Para su sorpresa, se dio cuenta de que aquella mujer era una absoluta extraña para él. Sin duda, ya no era la sensual criatura de sus sueños.
Dentro del taller, el hombre terminó de comer enseguida. Josep vio que Teresa volvía a meterlo todo en la cesta y se disponía a salir; él regresó hacia
Orejuda
, presa del pánico. Montó en ella y se alejó al paso, huyendo sin prisas para no llamar la atención.
Una vez fuera de la ciudad, se detuvo varias veces para que el animal pudiera descansar y pastar. Josep estaba tranquilo y contento, pues ahora sabía que su imaginación le había engañado. Fuera lo que fuese lo que el futuro le deparaba a Teresa Gallego, había visto lo suficiente para saber que él no le había arruinado la vida, y al fin se sentía como si pudiera permitirse cerrar una puerta de la que siempre había dejado una rendija abierta.
Cuando llegó a Sitges ya anochecía. Tanto él como la mula estaban muy cansados, y Josep decidió que era razonable quedarse a dormir allí aquella noche y terminar el viaje al día siguiente. Con un crudo y acalorado impulso se le ocurrió que podía compartir el lecho de Juliana Lozano, aunque no había vuelto a entablar contacto con ella desde su única experiencia, y cabalgó hacia el café en el que trabajaba, donde ató a
Orejuda
a un poste.
Encontró una mesa disponible dentro del local abarrotado y ruidoso. Juliana lo vio desde el otro lado de la sala y se le acercó con una sonrisa.

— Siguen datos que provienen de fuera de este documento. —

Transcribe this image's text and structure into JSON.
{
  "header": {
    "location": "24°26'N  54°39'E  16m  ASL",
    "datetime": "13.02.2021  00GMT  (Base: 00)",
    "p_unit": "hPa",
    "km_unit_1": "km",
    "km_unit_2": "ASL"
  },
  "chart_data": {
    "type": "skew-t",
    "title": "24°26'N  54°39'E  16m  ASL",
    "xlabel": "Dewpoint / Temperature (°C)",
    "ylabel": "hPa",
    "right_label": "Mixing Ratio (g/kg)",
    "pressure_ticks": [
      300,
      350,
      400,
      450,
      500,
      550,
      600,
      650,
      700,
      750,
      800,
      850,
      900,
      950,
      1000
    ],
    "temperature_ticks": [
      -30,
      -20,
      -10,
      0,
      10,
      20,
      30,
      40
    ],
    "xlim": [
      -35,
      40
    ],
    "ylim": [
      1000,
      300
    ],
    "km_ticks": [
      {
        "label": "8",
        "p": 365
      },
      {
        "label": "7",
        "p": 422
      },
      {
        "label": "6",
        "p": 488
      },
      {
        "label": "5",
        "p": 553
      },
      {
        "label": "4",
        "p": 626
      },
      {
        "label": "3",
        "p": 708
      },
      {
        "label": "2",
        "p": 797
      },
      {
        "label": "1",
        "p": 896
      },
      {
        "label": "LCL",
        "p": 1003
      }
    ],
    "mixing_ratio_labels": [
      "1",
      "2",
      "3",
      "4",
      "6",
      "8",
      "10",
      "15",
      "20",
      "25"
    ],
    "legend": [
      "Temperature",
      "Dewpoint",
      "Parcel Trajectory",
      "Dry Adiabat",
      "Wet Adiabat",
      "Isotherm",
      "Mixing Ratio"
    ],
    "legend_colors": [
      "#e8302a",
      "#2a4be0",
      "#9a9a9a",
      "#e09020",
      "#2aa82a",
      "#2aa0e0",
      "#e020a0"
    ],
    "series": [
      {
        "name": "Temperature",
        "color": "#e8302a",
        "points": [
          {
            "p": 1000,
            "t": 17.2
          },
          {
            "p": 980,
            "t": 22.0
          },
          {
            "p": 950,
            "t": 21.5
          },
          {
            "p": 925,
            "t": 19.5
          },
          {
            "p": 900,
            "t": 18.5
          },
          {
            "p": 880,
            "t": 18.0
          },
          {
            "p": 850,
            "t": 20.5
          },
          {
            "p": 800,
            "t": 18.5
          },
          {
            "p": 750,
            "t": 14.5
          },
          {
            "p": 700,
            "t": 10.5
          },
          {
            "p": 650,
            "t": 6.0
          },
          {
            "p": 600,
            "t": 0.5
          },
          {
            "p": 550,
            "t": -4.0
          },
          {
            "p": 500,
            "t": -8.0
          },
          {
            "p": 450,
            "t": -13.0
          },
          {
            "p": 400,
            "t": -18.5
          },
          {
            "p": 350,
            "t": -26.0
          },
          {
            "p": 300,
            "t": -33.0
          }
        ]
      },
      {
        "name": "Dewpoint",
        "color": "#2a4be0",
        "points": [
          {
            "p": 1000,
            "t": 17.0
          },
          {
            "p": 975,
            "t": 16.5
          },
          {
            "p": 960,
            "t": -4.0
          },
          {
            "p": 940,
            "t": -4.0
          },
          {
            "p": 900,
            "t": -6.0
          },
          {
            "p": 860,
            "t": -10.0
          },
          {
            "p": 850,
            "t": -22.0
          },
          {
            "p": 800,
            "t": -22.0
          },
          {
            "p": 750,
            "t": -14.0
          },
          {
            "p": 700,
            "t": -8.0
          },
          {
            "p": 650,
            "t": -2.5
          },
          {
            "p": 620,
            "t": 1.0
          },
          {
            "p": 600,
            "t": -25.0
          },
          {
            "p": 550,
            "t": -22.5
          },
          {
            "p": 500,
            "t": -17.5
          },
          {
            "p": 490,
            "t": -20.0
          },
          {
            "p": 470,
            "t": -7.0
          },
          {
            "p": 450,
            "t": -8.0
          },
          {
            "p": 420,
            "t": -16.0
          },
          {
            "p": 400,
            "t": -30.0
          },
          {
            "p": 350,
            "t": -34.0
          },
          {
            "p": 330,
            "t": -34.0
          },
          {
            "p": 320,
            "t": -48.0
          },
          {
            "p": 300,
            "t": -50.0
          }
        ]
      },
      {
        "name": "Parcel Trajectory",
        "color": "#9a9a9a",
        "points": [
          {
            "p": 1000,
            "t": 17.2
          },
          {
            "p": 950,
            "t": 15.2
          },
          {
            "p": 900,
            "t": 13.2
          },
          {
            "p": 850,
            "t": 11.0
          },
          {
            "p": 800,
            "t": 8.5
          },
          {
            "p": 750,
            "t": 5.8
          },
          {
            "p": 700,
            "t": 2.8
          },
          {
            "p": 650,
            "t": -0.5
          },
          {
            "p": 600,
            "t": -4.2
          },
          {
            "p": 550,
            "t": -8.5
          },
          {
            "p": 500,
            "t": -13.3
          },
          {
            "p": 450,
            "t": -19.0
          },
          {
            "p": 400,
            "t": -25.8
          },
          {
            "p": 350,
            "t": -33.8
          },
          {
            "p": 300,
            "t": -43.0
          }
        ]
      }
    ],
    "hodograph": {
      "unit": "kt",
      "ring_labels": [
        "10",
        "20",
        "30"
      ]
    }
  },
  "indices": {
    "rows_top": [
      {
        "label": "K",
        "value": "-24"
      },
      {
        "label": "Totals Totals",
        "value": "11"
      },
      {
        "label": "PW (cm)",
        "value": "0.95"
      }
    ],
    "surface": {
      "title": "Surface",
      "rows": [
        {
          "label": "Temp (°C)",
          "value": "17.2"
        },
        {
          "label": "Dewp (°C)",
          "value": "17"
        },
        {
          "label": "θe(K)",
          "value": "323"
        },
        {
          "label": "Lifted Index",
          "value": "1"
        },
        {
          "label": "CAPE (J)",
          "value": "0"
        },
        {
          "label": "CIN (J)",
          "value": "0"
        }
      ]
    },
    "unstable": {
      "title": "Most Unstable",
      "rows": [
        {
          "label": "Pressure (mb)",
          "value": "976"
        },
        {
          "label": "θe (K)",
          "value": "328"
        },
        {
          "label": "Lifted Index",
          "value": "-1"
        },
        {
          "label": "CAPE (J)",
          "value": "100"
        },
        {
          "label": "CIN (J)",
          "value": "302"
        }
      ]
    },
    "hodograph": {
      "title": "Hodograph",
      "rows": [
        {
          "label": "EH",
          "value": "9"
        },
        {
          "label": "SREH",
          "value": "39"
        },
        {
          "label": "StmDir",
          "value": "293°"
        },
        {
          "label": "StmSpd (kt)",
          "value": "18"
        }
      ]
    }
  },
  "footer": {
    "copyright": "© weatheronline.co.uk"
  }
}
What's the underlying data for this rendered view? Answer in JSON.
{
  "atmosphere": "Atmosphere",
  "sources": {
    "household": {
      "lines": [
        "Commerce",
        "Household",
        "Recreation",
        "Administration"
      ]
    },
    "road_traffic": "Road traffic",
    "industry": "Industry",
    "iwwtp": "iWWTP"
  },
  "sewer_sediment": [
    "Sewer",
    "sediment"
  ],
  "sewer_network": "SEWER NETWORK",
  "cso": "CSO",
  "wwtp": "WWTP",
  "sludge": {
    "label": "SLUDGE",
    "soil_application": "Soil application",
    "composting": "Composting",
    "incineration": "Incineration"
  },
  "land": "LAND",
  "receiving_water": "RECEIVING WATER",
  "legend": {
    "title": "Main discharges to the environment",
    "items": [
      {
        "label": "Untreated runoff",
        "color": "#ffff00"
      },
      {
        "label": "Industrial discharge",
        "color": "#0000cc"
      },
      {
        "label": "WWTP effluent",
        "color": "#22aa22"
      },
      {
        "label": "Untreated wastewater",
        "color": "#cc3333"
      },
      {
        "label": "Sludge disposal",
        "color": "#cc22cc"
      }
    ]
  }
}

—¿Cómo estás, Josep? Me alegro de verte.
—¿Y tú? ¿Qué tal tú, Juliana?
—Tenemos que hablar. Te quiero contar una cosa —dijo ella—. Pero déjame que te traiga algo antes.
—Un vino —pidió él.
Se quedó mirando sus anchas caderas mientras ella iba a buscarlo.
«¿Noticias que compartir?», pensó con cierta incomodidad.
Para cuando le trajo el vaso lleno había tenido tiempo ya de empezar a preocuparse.
—¿Qué es eso que me tienes que contar?
Ella se inclinó hacia delante y susurró:
—Me voy a casar.
—¿De verdad? —contestó, con la esperanza de que ella malinterpretara su alivio y lo interpretara como un lamento—. ¿Y quién es el afortunado?
—Ése —dijo Juliana, señalando hacia una mesa en la que tres hombres bien rollizos tomaban sus bebidas.
Uno de ellos, al ver que Juliana lo señalaba, exhibió una gran sonrisa y saludó con la mano.
—Se llama Víctor Barceló. Es arriero en la curtiduría.
—Ah —dijo Josep.
Miró hacia el hombre, al otro lado de la sala, y alzó la copa. Víctor Barceló mostró una amplia sonrisa y devolvió el gesto.
Cuando al fin salió del café, llevó a
Orejuda
hasta la orilla y siguió un estrecho sendero entre varias playas abiertas hasta que llegó a una cueva en la que los pescadores habían subido sus botes sobre la arena. Ató la mula a un amarre y extendió su manta entre dos barcas. Se durmió casi de inmediato y se despertó varias veces a lo largo de la noche para añadir al mar su propia agua salada. No salió la luna. Todo estaba en silencio, oscuro y cálido, y Josep se sintió a gusto en el mundo.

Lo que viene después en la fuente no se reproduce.